Structural inequalities and systemic racism have also broken open major fault lines in society, and the pandemic has further exacerbated those disparities. In response, social equity has increasingly become part of the modern auditing paradigm. The federal Government Accountability Office — which sets the standards for the government auditing profession — recently added equity to its list of audit considerations. Last year, racial inequities identified in audits of the Seattle probation system and how well Long Beach, California’s library system was serving the city’s ethnically and socioeconomically diverse communities prompted meaningful changes.

But the role of the so-called activist auditor has its limits. Politics may not influence an auditor’s approach, but it can affect how auditors’ offices are funded. Few auditors are truly independent in this respect, and their resources to act in the public’s interest may be constrained by a disgruntled council or mayor. Even the GAO, the nation’s most powerful auditor, is limited to pursuing inquiries as requested by Congress.

This isn’t the case in other democracies. The European Union has long recognized the importance of an external and independent auditor as a hallmark of democracy. In South Africa, the auditor general’s independence and mission of strengthening democracy is enshrined in the country’s constitution.

In the U.S., it’s time to move beyond exhortation and start looking at structural and institutional supports to democracy and ways to strengthen them.
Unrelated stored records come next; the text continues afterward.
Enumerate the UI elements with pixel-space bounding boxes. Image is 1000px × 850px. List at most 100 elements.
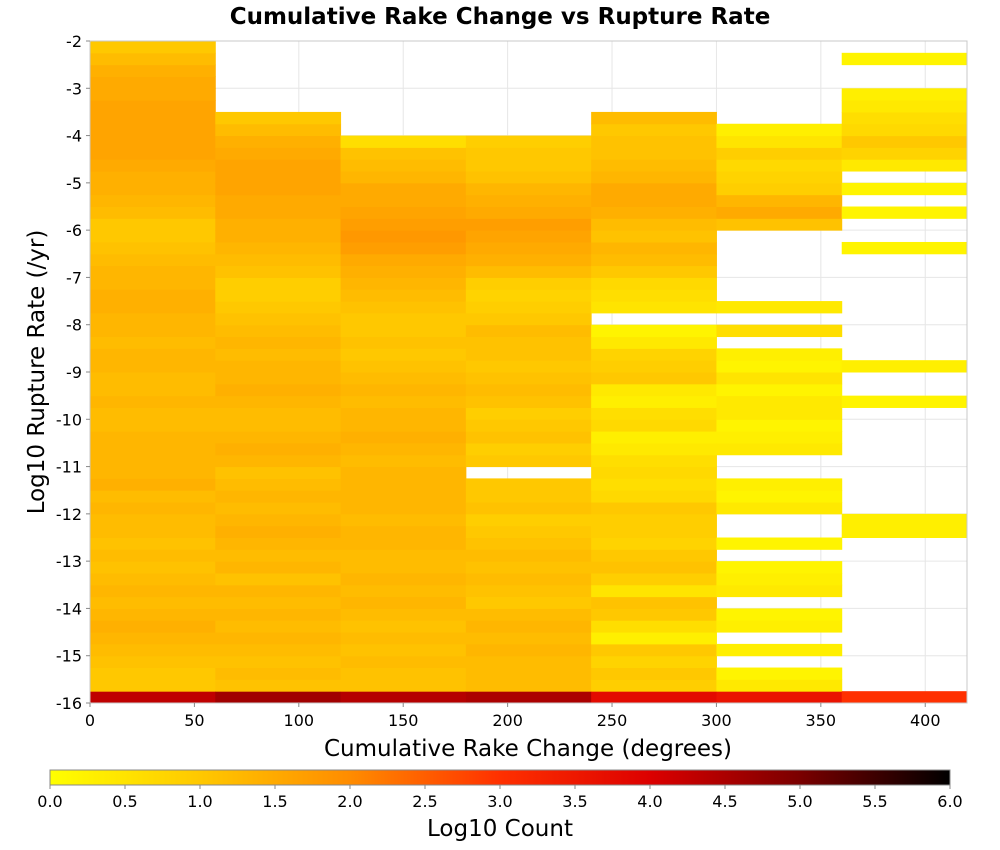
heatmap-cell bbox=[716, 159, 843, 172]
heatmap-cell bbox=[90, 572, 216, 586]
heatmap-cell bbox=[465, 442, 592, 456]
heatmap-cell bbox=[465, 667, 592, 680]
heatmap-cell bbox=[591, 620, 717, 633]
heatmap-cell bbox=[90, 395, 216, 408]
x-tick-label: 200 bbox=[492, 711, 523, 730]
heatmap-cell bbox=[215, 182, 342, 196]
heatmap-cell bbox=[90, 111, 216, 125]
colorbar-tick-label: 2.5 bbox=[412, 792, 437, 811]
heatmap-cell bbox=[591, 549, 717, 562]
heatmap-cells bbox=[90, 41, 968, 704]
heatmap-cell bbox=[591, 596, 717, 609]
heatmap-cell bbox=[465, 525, 592, 538]
heatmap-cell bbox=[841, 88, 968, 101]
heatmap-cell bbox=[90, 383, 216, 397]
heatmap-cell bbox=[465, 537, 592, 550]
heatmap-cell bbox=[716, 407, 843, 420]
heatmap-cell bbox=[465, 691, 592, 704]
heatmap-cell bbox=[841, 52, 968, 66]
heatmap-cell bbox=[716, 537, 843, 550]
heatmap-cell bbox=[340, 171, 467, 184]
heatmap-cell bbox=[90, 525, 216, 538]
heatmap-cell bbox=[340, 584, 467, 598]
heatmap-cell bbox=[465, 135, 592, 148]
heatmap-cell bbox=[340, 466, 467, 479]
heatmap-cell bbox=[716, 643, 843, 657]
heatmap-cell bbox=[340, 643, 467, 657]
x-axis-label: Cumulative Rake Change (degrees) bbox=[324, 736, 732, 762]
heatmap-cell bbox=[215, 218, 342, 231]
heatmap-cell bbox=[340, 383, 467, 397]
heatmap-cell bbox=[215, 159, 342, 172]
heatmap-cell bbox=[465, 159, 592, 172]
colorbar-tick-label: 0.0 bbox=[37, 792, 62, 811]
heatmap-cell bbox=[716, 123, 843, 137]
heatmap-cell bbox=[340, 218, 467, 231]
heatmap-cell bbox=[90, 277, 216, 290]
heatmap-cell bbox=[90, 419, 216, 432]
heatmap-cell bbox=[215, 549, 342, 562]
heatmap-cell bbox=[591, 111, 717, 125]
heatmap-cell bbox=[591, 289, 717, 302]
heatmap-cell bbox=[90, 584, 216, 598]
heatmap-cell bbox=[90, 76, 216, 89]
heatmap-cell bbox=[716, 561, 843, 574]
heatmap-cell bbox=[465, 454, 592, 468]
heatmap-cell bbox=[591, 218, 717, 231]
x-tick-label: 350 bbox=[806, 711, 837, 730]
heatmap-cell bbox=[591, 679, 717, 692]
heatmap-cell bbox=[215, 466, 342, 479]
heatmap-cell bbox=[90, 100, 216, 113]
y-tick-label: -11 bbox=[56, 458, 82, 477]
heatmap-cell bbox=[591, 194, 717, 207]
heatmap-cell bbox=[340, 667, 467, 680]
heatmap-cell bbox=[841, 525, 968, 538]
heatmap-cell bbox=[90, 620, 216, 633]
heatmap-cell bbox=[591, 466, 717, 479]
heatmap-cell bbox=[215, 537, 342, 550]
heatmap-cell bbox=[465, 431, 592, 444]
heatmap-cell bbox=[465, 383, 592, 397]
heatmap-cell bbox=[215, 135, 342, 148]
heatmap-cell bbox=[340, 230, 467, 243]
heatmap-cell bbox=[465, 218, 592, 231]
heatmap-cell bbox=[340, 620, 467, 633]
heatmap-cell bbox=[90, 407, 216, 420]
heatmap-cell bbox=[340, 265, 467, 278]
heatmap-cell bbox=[215, 643, 342, 657]
heatmap-cell bbox=[841, 691, 968, 704]
heatmap-cell bbox=[716, 608, 843, 621]
heatmap-cell bbox=[465, 230, 592, 243]
heatmap-cell bbox=[90, 52, 216, 66]
heatmap-cell bbox=[90, 667, 216, 680]
heatmap-cell bbox=[841, 100, 968, 113]
heatmap-cell bbox=[90, 632, 216, 645]
heatmap-cell bbox=[465, 194, 592, 207]
heatmap-cell bbox=[841, 395, 968, 408]
x-axis-ticks: 0 50 100 150 200 250 300 350 400 bbox=[85, 703, 941, 730]
heatmap-cell bbox=[215, 478, 342, 491]
heatmap-cell bbox=[215, 655, 342, 669]
heatmap-cell bbox=[841, 159, 968, 172]
heatmap-cell bbox=[465, 395, 592, 408]
heatmap-cell bbox=[716, 584, 843, 598]
heatmap-cell bbox=[591, 490, 717, 503]
heatmap-cell bbox=[90, 537, 216, 550]
heatmap-cell bbox=[215, 584, 342, 598]
colorbar-label: Log10 Count bbox=[427, 816, 573, 842]
heatmap-cell bbox=[465, 241, 592, 255]
colorbar-tick-label: 3.5 bbox=[562, 792, 587, 811]
heatmap-cell bbox=[465, 324, 592, 338]
heatmap-cell bbox=[716, 383, 843, 397]
heatmap-cell bbox=[591, 632, 717, 645]
heatmap-cell bbox=[716, 431, 843, 444]
y-tick-label: -5 bbox=[66, 174, 82, 193]
heatmap-cell bbox=[465, 253, 592, 267]
heatmap-cell bbox=[90, 41, 216, 54]
heatmap-cell bbox=[591, 513, 717, 527]
heatmap-cell bbox=[716, 667, 843, 680]
heatmap-cell bbox=[215, 253, 342, 267]
heatmap-cell bbox=[90, 194, 216, 207]
heatmap-cell bbox=[340, 502, 467, 515]
y-tick-label: -13 bbox=[56, 552, 82, 571]
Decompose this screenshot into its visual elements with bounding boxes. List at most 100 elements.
There are already models around the world that we can follow. The World Bank’s index of independence of national-level audit organizations provides a template for strengthening auditing at all levels of government

“Government of the people, by the people, for the people, shall not perish from the earth,” Abraham Lincoln famously proclaimed. If we want to build trust in our institutions and protect democracy, that must include empowering our auditors to ensure that our governments are truly working for the people they purport to serve.